High temperature requirement A3 (HTRA3) expression predicts postoperative recurrence and survival in patients with non-small-cell lung cancer

Introduction

Lung cancer continues to be the most frequently occurring type of cancer and one of the most common causes of cancer death worldwide [1]. Non-small-cell lung cancer (NSCLC) accounts for approximately 80% of cases. Although surgical resection with a curative intent is considered to be the standard of care for early-stage NSCLC, recurrence after resection has been reported in 30-75% of all cases from stage I to stage III [2-5]. The poor postoperative prognosis of NSCLC is mostly due to the development of local and distant metastases.

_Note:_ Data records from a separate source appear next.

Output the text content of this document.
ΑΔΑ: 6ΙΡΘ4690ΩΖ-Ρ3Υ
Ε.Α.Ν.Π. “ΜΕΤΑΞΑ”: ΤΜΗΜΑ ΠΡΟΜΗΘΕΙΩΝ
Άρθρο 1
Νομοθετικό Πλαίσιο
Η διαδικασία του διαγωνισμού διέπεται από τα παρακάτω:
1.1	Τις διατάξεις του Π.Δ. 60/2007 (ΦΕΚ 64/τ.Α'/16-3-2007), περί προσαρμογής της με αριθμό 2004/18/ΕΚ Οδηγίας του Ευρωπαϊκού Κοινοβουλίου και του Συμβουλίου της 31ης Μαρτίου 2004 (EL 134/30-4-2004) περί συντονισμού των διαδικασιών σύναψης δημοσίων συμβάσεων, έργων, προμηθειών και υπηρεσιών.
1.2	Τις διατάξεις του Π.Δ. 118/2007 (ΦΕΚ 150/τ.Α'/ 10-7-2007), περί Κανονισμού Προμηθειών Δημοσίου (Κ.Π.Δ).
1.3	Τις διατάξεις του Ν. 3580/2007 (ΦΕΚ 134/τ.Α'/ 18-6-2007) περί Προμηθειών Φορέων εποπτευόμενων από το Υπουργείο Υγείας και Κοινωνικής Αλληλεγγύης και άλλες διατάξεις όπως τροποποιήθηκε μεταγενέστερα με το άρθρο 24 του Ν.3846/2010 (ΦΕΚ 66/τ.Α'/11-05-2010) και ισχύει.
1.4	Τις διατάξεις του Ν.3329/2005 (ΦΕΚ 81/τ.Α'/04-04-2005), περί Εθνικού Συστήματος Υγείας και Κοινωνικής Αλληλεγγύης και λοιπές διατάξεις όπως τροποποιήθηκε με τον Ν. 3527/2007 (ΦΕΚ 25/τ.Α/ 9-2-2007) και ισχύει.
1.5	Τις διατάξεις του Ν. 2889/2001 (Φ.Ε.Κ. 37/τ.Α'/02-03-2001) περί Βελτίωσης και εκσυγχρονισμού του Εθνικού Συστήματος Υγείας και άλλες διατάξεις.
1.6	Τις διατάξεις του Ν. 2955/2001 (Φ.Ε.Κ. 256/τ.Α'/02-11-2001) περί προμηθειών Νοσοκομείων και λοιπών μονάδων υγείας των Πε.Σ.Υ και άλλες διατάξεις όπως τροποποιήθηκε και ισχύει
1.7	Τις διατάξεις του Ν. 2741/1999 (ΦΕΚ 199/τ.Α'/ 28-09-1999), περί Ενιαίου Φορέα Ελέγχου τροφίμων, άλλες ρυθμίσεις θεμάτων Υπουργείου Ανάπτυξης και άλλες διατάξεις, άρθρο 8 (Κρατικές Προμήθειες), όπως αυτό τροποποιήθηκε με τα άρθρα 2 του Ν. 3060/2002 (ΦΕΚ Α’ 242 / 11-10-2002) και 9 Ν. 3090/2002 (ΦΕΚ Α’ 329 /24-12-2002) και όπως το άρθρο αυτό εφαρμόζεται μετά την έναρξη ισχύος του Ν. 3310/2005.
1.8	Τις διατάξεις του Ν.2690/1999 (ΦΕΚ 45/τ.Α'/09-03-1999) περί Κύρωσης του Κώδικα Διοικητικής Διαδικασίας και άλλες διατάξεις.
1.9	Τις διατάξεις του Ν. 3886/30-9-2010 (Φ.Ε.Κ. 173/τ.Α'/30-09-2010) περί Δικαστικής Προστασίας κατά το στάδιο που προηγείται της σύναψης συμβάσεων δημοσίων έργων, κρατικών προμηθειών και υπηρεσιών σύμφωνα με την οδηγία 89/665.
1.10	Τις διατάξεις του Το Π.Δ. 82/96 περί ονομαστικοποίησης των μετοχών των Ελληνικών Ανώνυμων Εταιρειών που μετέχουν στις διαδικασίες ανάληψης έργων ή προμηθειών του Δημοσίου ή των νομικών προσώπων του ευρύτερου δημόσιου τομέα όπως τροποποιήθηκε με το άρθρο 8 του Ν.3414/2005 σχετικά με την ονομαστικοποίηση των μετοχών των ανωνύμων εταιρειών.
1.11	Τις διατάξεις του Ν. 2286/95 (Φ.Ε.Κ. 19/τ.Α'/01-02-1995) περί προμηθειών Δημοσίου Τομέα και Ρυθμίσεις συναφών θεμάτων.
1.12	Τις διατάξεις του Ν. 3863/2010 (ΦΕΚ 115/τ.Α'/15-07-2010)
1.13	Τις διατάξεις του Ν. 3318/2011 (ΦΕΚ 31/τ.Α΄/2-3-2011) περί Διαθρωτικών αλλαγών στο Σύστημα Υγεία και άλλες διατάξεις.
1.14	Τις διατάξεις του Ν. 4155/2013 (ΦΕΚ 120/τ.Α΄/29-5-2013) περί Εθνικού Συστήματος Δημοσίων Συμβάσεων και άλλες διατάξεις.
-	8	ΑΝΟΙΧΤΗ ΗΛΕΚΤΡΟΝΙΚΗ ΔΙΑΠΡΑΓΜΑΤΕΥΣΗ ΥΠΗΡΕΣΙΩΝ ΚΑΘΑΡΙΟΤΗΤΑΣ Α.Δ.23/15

However, for patients undergoing surgical treatment, there are few definite prognostic markers, aside from anatomic or pathological factors [6]. Thus, the identification of reliable biomarkers that can be used to better stratify individuals at increased risk of relapse after complete resection of early-stage NSCLC is important to improve clinical outcomes.

High temperature requirement A3 (HTRA3) belongs to the well-conserved HTRA family of oligomeric serine proteases [7]. Members of the HTRA family have different biological functions; for instance, the Escherichia coli HTRA (Degp) acts as a protease that degrades misfolded proteins at high temperatures and as a molecular chaperone at low temperatures [8]. In humans, four HTRAs (HTRA1-4) have been identified [7]. Two variants of human HTRA3 mRNA (long and short) have been identified, corresponding to two HTRA3 protein isoforms (49kDa and 39kDa, respectively) produced through alternative splicing. The long isoform of HTRA3 (HTRA3-L) has four distinct domains, the insulin-like growth factor binding (IGFB) domain, Kazal-type protease inhibitor domain, trypsin-like serine protease and postsynaptic density protein 95-Discs large-Zona occuldens 1 (PDZ) domain. The 39-kDa short isoform (HTRA3-S) lacks the PDZ domain, and in its place has a unique sequence of seven amino acids at the C-terminus, which is encoded by a separate exon [9]. Of the four human HTRA family members, HTRA3 shares its domain organization with HTRA1. Previous studies have suggested that HTRA1 is a tumor suppressor: it is down-regulated in various cancers, and its down-regulation is associated with tumor proliferation, chemotherapy resistance and a metastatic phenotype [10-12]. The expression of HTRA3 is also dramatically reduced in endometrial and ovarian cancers [13-15]. In one lung cancer study, HTRA3 expression promoted mitochondrial cell death and chemotherapy-induced cytotoxicity [16]. However, the potential involvement of HTRA3 in the prognosis of surgically resected early-stage NSCLC has not been fully explored.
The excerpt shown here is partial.